Examples of nearly perfect fluids and gases When learning for physics (hydrodynamics and gases) I wanted to know what would be examples of nearly perfect fluids (no surface effects and no friction) and perfect gases (only elastic collisions and a simplified interaction  potential) that are used in experiments etc.
When searching for that in the Internet I only found things like ultra-hot quark-gluon plasma and optically trapped 6Li atoms for perfect fluids. I rather thought of more practicable examples like fluid helium, is it near to a perfect fluid?
For gases I think that would be hydrogen and light halogens (because the volume of the molecules is neglected), but at which temperatures?
 A: Effectively ideal gases are pretty easy to come by. Air at SATP would be a good example.
To be a little more precise, what you're looking for is that the mean free path $\lambda \gg \sigma$, the diameter of the molecules.  Basically this just means that molecules spend most of their time far away from  each other.

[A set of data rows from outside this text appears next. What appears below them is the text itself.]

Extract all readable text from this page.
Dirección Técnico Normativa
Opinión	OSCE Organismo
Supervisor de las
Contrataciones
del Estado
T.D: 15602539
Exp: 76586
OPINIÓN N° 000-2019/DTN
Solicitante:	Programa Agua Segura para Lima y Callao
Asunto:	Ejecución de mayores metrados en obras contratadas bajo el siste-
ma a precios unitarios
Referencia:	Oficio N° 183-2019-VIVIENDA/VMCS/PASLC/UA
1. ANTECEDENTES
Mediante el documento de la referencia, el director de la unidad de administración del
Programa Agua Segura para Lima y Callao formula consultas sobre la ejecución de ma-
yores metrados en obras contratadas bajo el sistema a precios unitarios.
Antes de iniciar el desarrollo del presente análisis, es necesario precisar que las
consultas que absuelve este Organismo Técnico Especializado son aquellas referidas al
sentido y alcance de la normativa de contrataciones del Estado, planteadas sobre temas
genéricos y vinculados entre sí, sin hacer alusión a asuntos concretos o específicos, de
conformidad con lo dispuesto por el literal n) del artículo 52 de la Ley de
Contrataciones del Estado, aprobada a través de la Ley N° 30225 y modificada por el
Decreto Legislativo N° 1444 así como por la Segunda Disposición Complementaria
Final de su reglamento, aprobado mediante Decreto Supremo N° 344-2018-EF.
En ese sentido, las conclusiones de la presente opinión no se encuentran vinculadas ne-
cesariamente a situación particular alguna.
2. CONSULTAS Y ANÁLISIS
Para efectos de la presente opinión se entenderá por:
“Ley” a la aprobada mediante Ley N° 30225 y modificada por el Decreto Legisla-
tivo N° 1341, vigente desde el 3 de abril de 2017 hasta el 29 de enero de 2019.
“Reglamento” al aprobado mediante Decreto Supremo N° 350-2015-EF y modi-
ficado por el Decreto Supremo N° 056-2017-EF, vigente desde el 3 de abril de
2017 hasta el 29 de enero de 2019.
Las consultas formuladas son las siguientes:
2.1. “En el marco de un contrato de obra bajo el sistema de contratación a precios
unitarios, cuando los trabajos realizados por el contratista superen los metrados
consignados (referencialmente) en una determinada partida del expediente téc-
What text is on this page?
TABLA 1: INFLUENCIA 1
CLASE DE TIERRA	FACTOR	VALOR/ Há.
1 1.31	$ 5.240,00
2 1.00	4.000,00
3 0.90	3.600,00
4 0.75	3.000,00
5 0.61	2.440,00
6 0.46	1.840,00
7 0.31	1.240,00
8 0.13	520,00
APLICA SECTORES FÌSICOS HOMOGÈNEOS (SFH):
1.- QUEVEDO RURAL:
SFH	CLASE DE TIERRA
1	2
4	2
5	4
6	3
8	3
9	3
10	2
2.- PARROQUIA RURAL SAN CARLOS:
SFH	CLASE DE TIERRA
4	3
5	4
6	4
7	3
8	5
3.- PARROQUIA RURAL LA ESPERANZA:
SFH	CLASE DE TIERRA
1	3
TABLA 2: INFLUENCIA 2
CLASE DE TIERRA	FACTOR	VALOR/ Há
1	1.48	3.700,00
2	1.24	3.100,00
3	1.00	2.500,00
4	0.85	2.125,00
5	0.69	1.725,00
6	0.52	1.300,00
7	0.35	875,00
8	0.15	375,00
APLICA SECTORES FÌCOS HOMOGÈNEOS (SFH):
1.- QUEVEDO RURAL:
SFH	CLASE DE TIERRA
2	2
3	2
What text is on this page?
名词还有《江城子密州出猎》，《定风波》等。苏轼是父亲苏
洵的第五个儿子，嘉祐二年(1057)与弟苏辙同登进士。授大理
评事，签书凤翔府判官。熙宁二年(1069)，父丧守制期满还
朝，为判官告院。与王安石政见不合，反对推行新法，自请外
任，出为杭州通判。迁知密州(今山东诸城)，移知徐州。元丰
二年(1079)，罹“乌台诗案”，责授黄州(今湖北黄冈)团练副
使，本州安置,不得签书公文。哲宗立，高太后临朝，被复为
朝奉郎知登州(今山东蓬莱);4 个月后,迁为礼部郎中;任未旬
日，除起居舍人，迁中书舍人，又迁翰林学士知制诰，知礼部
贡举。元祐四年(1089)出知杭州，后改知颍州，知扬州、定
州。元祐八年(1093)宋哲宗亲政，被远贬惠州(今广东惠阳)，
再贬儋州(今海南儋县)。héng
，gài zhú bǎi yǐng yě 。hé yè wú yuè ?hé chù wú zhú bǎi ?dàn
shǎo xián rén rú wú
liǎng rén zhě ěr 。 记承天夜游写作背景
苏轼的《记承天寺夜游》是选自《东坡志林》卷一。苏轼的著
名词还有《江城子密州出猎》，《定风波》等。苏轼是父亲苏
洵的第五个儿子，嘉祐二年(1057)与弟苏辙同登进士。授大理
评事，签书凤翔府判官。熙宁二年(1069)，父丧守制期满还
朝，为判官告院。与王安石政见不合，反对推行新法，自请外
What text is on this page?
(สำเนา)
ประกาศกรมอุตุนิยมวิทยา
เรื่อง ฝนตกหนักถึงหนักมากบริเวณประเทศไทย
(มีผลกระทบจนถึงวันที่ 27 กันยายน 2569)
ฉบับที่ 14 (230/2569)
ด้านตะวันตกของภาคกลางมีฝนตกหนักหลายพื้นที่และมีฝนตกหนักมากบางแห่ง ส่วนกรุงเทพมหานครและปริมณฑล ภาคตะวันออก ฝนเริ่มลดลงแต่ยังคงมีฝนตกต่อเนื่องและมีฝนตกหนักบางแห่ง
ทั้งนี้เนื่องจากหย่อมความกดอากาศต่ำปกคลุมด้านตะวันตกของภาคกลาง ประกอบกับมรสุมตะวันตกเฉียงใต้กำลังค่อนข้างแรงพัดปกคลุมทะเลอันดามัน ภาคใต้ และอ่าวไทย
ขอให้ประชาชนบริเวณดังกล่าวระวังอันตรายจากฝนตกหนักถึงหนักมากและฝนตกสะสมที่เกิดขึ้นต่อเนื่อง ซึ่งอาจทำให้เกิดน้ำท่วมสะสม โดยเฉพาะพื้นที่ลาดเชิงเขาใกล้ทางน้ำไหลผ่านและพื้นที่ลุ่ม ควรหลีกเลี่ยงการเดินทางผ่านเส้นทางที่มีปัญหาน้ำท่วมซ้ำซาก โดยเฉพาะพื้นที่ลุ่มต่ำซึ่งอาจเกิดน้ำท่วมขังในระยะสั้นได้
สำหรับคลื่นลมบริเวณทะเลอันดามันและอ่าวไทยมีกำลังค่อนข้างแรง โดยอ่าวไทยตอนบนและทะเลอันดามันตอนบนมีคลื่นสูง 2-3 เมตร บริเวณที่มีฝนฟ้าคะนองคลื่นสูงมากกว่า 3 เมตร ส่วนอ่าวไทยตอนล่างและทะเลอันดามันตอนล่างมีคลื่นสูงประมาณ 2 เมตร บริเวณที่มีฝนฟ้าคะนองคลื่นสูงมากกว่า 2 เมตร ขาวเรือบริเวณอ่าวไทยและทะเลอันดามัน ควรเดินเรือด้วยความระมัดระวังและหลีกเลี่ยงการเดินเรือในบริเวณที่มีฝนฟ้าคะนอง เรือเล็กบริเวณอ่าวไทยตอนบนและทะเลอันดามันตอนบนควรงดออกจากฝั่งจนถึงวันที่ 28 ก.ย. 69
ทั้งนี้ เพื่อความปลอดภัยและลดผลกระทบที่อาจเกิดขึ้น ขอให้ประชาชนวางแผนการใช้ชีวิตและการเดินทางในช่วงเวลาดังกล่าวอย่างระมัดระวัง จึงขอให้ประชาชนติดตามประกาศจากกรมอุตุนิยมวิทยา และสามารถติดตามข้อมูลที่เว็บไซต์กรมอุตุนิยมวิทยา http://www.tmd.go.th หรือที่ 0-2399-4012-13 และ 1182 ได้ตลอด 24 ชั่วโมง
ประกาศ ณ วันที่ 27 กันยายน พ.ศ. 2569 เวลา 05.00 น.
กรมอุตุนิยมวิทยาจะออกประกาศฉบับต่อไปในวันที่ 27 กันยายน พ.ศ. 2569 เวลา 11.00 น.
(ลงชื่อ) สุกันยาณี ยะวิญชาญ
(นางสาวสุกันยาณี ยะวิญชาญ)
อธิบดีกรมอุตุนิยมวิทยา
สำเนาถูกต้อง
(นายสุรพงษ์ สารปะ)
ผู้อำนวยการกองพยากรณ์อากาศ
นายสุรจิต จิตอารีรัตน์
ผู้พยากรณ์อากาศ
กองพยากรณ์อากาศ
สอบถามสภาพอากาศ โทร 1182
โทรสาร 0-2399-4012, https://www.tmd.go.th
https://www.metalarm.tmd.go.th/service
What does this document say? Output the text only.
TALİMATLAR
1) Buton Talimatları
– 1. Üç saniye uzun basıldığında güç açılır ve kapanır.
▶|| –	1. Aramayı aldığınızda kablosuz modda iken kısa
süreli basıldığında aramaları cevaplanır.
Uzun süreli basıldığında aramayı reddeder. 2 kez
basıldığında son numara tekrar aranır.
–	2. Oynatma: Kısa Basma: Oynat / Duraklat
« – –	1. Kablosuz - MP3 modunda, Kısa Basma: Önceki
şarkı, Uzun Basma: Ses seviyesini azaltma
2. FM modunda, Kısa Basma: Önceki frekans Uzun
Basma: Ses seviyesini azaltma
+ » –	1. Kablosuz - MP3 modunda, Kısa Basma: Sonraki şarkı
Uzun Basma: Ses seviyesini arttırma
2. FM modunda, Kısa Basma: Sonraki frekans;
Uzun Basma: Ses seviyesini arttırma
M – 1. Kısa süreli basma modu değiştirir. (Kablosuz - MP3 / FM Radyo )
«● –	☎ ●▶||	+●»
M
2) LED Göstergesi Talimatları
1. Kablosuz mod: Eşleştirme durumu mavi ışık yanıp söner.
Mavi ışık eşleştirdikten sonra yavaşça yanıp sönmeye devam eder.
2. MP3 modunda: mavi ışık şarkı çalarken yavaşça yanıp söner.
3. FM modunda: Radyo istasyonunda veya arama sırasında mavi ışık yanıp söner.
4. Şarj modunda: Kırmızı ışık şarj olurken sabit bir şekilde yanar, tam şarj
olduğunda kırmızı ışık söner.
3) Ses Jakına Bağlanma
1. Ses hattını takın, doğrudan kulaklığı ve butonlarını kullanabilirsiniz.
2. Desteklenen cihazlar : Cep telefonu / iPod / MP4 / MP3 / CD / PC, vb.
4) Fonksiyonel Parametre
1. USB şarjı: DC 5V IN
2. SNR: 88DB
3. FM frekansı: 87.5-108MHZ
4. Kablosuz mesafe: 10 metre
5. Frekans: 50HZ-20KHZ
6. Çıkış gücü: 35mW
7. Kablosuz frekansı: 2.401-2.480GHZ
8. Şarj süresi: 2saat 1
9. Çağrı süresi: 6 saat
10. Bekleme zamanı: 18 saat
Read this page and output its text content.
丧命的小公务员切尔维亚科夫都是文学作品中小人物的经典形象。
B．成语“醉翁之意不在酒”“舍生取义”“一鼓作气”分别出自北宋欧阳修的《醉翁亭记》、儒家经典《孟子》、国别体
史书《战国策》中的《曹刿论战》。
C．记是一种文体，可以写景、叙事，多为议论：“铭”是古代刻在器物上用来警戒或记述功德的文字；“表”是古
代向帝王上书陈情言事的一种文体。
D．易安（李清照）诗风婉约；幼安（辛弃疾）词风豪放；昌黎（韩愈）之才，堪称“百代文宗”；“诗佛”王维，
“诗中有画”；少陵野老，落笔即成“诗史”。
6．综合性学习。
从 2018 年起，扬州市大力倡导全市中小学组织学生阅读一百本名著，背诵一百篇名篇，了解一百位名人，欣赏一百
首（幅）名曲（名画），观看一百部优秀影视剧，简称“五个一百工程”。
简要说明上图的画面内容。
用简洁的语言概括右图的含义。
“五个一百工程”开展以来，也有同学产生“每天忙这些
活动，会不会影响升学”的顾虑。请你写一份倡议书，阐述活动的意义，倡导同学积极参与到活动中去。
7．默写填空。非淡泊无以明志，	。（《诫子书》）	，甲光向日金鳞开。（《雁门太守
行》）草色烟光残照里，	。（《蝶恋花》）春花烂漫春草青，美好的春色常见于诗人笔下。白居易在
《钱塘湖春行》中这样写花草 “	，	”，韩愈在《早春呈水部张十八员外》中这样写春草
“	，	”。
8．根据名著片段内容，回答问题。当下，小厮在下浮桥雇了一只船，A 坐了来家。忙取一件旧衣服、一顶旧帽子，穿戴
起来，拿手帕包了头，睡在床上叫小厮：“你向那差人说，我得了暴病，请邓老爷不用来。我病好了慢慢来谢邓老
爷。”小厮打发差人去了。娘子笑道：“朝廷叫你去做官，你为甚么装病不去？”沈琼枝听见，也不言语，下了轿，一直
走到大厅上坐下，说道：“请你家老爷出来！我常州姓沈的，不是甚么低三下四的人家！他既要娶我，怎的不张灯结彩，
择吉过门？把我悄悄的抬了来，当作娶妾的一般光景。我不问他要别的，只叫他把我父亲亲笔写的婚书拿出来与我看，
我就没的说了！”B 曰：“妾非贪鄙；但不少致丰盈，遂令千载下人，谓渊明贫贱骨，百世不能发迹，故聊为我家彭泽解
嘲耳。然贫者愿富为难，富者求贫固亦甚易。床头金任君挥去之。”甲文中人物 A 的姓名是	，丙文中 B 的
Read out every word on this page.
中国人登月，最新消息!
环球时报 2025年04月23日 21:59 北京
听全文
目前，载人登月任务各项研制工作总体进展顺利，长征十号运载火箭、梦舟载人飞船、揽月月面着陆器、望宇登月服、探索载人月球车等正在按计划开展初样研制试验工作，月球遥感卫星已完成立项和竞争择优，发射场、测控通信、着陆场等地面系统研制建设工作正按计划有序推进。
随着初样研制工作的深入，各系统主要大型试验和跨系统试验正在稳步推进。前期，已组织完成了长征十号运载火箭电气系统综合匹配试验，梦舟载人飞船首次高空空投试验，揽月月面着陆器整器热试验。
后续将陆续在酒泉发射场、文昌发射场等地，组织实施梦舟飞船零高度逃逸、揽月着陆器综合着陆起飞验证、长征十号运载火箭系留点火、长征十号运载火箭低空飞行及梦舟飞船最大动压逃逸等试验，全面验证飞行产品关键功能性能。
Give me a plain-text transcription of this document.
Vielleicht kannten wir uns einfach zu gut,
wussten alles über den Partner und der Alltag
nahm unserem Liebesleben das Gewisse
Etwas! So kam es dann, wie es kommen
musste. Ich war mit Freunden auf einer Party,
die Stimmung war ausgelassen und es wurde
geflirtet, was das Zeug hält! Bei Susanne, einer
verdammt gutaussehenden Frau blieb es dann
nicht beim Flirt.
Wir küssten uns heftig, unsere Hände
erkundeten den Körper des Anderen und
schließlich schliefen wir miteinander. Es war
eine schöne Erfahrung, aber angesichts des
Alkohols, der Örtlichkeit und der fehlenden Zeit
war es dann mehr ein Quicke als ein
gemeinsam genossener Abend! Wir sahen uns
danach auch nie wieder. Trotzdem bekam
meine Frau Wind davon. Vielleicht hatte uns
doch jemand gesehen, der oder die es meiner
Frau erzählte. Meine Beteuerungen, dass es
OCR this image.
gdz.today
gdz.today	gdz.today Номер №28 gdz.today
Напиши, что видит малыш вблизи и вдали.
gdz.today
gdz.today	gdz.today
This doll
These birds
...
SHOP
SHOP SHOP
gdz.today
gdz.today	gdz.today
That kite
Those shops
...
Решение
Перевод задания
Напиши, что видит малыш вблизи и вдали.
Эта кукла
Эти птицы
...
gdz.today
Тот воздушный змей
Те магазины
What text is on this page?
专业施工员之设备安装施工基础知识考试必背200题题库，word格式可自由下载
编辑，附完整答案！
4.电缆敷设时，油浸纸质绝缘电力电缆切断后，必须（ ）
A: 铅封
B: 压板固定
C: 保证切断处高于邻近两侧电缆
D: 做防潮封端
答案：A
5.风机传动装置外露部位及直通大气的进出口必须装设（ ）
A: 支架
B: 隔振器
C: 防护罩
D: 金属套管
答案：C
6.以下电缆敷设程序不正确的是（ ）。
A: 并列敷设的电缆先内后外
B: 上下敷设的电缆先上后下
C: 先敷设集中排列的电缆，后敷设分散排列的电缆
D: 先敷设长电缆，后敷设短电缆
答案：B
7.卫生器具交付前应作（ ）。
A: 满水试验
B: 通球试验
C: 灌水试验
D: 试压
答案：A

You can find $\lambda$ by:
$$\frac{m}{\sqrt{2} \pi \rho \sigma^2}$$
with the mass of a molecule ($m$) and density of the gas ($\rho$).  Look for stuff on kinetic theory of gases for more detai.  The above treats molecules hard spheres colliding with each other rather than dealing with attraction and repulsion that goes on.
The just have to watch out at elevated pressure and/or low temperature. 
I should add that perfect gases are not perfect fluids.  They definitely have viscosity and conductivity (in gases both just correspond to diffusion of momentum and heat).  But that diffusion is fairly slow.  In many cases viscous forces a insignificant relative to the momentum of the flow and the fluid will appear to be inviscid.
But if  Reynolds number ($L U / \nu$), you'll see the development of turbulence.  Turbulence is complex (understatement) but it will often produce effects (drag, average flow patterns etc.) very similar to those that would be present in a much more viscous fluid. In a way you've lost the 'perfect fluid' behavior again.
Both the inviscid assumption and turbulence are very much problem dependent rather than being purely determined by the properties of the fluid itself.